Dr. Grunberger has published over 150 peer-reviewed manuscripts as well as review articles, abstracts and book chapters. His research interests have spanned the spectrum of subjects related to diabetes and its complications, from basic studies on molecular underpinning of insulin action and insulin resistance to clinical research studies on many aspects of diabetes and its management.
Dr. Grunberger has been an active member of many professional organizations where he has held elected positions of leadership. He is currently the Past President of American Association of Clinical Endocrinologists and President Elect of the American College of Endocrinology. He is a co-editor of two international diabetes journals. Dr. Grunberger has served as an educator of medical students, interns, residents, endocrinology fellows, master’s and Ph.D. candidates, and junior faculty over the past 35 years.
Laura Smith, PhD, CDE, is a professor of pediatrics, a pediatric psychologist, and certified diabetes educator at Cincinnati Children’s Hospital Medical Center and the University of Cincinnati. Dr. Smith provides clinical care and conducts research in the area of pediatric type 1 diabetes. Her research focuses on disordered eating and type 1 diabetes, how family interactions impact diabetes management, and the psychological impact of being genetically at-risk for type 1 diabetes. Dr. Smith has published research articles in these areas and speaks on these topics to various groups of healthcare providers, researchers, and patients. She also provides clinical services to individuals living with type 1 diabetes and their families. Dr. Smith’s work is guided by her own experience: she was diagnosed with type 1 diabetes 20 years ago and believes that having diabetes can be challenging but is manageable with education, a positive outlook, and a good support network.

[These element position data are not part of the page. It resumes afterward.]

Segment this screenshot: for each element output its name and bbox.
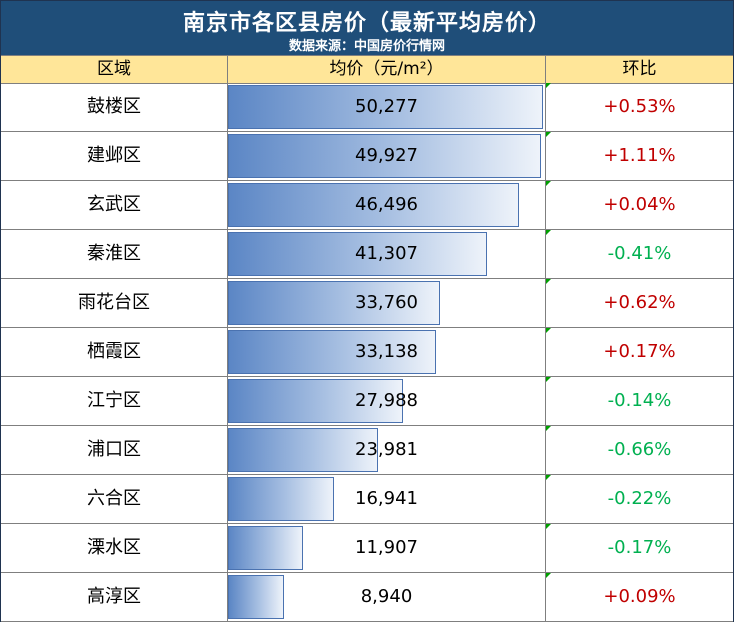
table-row: 秦淮区 41,307 -0.41% xyxy=(1,230,733,279)
price-bar xyxy=(228,477,334,521)
change-value: +0.04% xyxy=(546,181,733,229)
change-value: -0.22% xyxy=(546,475,733,523)
price-cell: 27,988 xyxy=(228,377,546,425)
cell-marker-icon xyxy=(546,573,551,578)
price-bar xyxy=(228,526,303,570)
cell-marker-icon xyxy=(546,377,551,382)
cell-marker-icon xyxy=(546,279,551,284)
price-cell: 11,907 xyxy=(228,524,546,572)
table-row: 高淳区 8,940 +0.09% xyxy=(1,573,733,622)
region-name: 浦口区 xyxy=(1,426,228,474)
price-bar xyxy=(228,281,440,325)
price-label: 41,307 xyxy=(355,243,418,264)
region-name: 玄武区 xyxy=(1,181,228,229)
price-cell: 49,927 xyxy=(228,132,546,180)
table-header: 区域 均价（元/m²） 环比 xyxy=(1,55,733,84)
cell-marker-icon xyxy=(546,132,551,137)
change-value: +0.09% xyxy=(546,573,733,621)
price-cell: 46,496 xyxy=(228,181,546,229)
header-region: 区域 xyxy=(1,56,228,83)
chart-subtitle: 数据来源：中国房价行情网 xyxy=(288,39,445,54)
price-cell: 8,940 xyxy=(228,573,546,621)
price-label: 50,277 xyxy=(355,96,418,117)
price-label: 23,981 xyxy=(355,439,418,460)
title-banner: 南京市各区县房价（最新平均房价） 数据来源：中国房价行情网 xyxy=(1,1,733,55)
table-row: 玄武区 46,496 +0.04% xyxy=(1,181,733,230)
region-name: 江宁区 xyxy=(1,377,228,425)
price-bar xyxy=(228,183,519,227)
region-name: 溧水区 xyxy=(1,524,228,572)
price-label: 27,988 xyxy=(355,390,418,411)
chart-title: 南京市各区县房价（最新平均房价） xyxy=(182,11,551,36)
change-value: +0.62% xyxy=(546,279,733,327)
price-bar xyxy=(228,379,403,423)
cell-marker-icon xyxy=(546,524,551,529)
region-name: 雨花台区 xyxy=(1,279,228,327)
price-label: 16,941 xyxy=(355,488,418,509)
cell-marker-icon xyxy=(546,475,551,480)
price-label: 11,907 xyxy=(355,537,418,558)
header-change: 环比 xyxy=(622,59,657,79)
cell-marker-icon xyxy=(546,328,551,333)
price-cell: 33,760 xyxy=(228,279,546,327)
change-value: -0.14% xyxy=(546,377,733,425)
price-cell: 50,277 xyxy=(228,83,546,131)
table-row: 浦口区 23,981 -0.66% xyxy=(1,426,733,475)
price-bar xyxy=(228,330,436,374)
change-value: -0.17% xyxy=(546,524,733,572)
table-row: 建邺区 49,927 +1.11% xyxy=(1,132,733,181)
cell-marker-icon xyxy=(546,181,551,186)
price-label: 8,940 xyxy=(360,586,413,607)
table-row: 鼓楼区 50,277 +0.53% xyxy=(1,83,733,132)
cell-marker-icon xyxy=(546,83,551,88)
region-name: 秦淮区 xyxy=(1,230,228,278)
price-cell: 41,307 xyxy=(228,230,546,278)
price-cell: 23,981 xyxy=(228,426,546,474)
change-value: -0.66% xyxy=(546,426,733,474)
cell-marker-icon xyxy=(546,230,551,235)
table-row: 溧水区 11,907 -0.17% xyxy=(1,524,733,573)
change-value: +0.17% xyxy=(546,328,733,376)
price-label: 49,927 xyxy=(355,145,418,166)
cell-marker-icon xyxy=(546,426,551,431)
price-bar xyxy=(228,232,487,276)
region-name: 高淳区 xyxy=(1,573,228,621)
region-name: 栖霞区 xyxy=(1,328,228,376)
price-bar xyxy=(228,428,378,472)
price-bar xyxy=(228,85,543,129)
price-cell: 33,138 xyxy=(228,328,546,376)
change-value: -0.41% xyxy=(546,230,733,278)
region-name: 六合区 xyxy=(1,475,228,523)
price-label: 46,496 xyxy=(355,194,418,215)
change-value: +1.11% xyxy=(546,132,733,180)
table-row: 江宁区 27,988 -0.14% xyxy=(1,377,733,426)
table-row: 六合区 16,941 -0.22% xyxy=(1,475,733,524)
price-label: 33,760 xyxy=(355,292,418,313)
price-label: 33,138 xyxy=(355,341,418,362)
price-bar xyxy=(228,575,284,619)
table-row: 雨花台区 33,760 +0.62% xyxy=(1,279,733,328)
header-price: 均价（元/m²） xyxy=(228,56,546,83)
region-name: 建邺区 xyxy=(1,132,228,180)
price-bar xyxy=(228,134,541,178)
table-row: 栖霞区 33,138 +0.17% xyxy=(1,328,733,377)
price-cell: 16,941 xyxy=(228,475,546,523)
region-name: 鼓楼区 xyxy=(1,83,228,131)
change-value: +0.53% xyxy=(546,83,733,131)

Jeff Hitchcock is the Founder, President, creator, editor, and webmaster of Children with Diabetes. After earning a degree in computational mathematics in 1981, Jeff worked in high tech and traveled the world, meeting Brenda, who would become his wife, in Africa. In September of 1989, their first child was diagnosed with type 1 diabetes at the age of two. Jeff worked in defense related industries until 1995, when he started a small internet company and launched Children with Diabetes to share his family’s experience caring for a child with T1D. He subsequently worked at LEXIS-NEXIS and Pearson plc on Internet initiatives, and now works full time bringing Children with Diabetes to you. Jeff also serves on the Board of Directors for the Diabetes Patient Advocacy Coalition (DPAC) and Beta Bionics.